Car makers are not concerned about forever or multiple rebuilds. 10 years or 100k miles and 1 assembly is all they care about. The the rods we're talking about here are up to 13 years old now and still working just fine so the factory engineers have done there jobs.

The question I have is are the 13 year old rods still acceptable as a used part to put in a fresh engine that I don't expect to touch again for another 10 year? Do they still have full strength or is the corrosion causing stress risers and fatigue in the big end? I suspect that you're right and they're just fine but I don't want a whole in the side of the block I've spent 3 month working on either. New Ti rods (that I can't afford) wouldn't scare me a bit...it's the old ones I can afford that worry me a bit.

Strech and fatique are very different thinks. A bolt can be fatiqued and on the verge of failure and still mearsure as new in length. To me it seems best to just replace them every season or 2-3 tear downs and not worry about it.
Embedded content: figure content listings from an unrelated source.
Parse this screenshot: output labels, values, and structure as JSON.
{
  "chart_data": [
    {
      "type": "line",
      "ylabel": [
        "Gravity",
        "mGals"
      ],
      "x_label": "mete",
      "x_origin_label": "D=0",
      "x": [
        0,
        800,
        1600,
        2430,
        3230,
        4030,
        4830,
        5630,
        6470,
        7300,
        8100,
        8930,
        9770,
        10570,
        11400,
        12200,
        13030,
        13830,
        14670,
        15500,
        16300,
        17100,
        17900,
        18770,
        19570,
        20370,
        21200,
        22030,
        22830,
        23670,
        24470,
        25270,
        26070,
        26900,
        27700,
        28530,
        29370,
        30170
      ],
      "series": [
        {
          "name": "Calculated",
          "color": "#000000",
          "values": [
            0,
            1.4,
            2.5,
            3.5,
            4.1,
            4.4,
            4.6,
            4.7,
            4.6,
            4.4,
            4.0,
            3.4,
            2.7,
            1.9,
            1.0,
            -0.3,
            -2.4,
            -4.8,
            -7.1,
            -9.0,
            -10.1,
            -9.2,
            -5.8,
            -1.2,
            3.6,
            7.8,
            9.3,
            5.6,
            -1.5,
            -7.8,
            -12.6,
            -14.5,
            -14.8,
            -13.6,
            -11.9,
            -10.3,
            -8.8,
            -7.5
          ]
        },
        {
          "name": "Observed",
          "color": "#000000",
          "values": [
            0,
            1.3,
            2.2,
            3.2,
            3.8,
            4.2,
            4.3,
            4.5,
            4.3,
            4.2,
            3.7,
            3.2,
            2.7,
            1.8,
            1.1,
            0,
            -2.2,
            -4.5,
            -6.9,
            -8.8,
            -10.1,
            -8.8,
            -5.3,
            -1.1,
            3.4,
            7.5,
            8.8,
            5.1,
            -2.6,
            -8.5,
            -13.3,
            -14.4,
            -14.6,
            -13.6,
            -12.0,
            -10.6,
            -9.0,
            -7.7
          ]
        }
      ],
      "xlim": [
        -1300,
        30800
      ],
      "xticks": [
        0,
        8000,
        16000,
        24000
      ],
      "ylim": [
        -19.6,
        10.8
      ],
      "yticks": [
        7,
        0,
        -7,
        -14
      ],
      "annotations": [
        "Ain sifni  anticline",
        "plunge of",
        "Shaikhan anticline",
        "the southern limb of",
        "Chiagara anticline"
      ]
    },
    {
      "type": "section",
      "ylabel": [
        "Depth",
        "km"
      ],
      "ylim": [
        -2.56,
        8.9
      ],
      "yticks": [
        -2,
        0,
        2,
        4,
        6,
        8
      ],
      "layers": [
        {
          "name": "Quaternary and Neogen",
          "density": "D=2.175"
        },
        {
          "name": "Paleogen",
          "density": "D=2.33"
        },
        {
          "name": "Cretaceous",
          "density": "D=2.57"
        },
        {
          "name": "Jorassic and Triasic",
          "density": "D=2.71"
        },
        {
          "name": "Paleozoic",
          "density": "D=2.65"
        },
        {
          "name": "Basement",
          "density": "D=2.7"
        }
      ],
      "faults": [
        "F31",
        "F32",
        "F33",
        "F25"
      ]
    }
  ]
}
Galling on the thread is a non issue [bold]IF[/bold] the correct lube is always used and the bolt threads properly cleaned and in good condition. Just something to look at and Ti is more sensative to prblems than steel.

yes, the question is how long and how do you know when it's time to recoat?

My only concerns are just how long is it safe to continue to use and reuse Ti rods....I don't know and I haven't been able to find anything information to guide me in any way.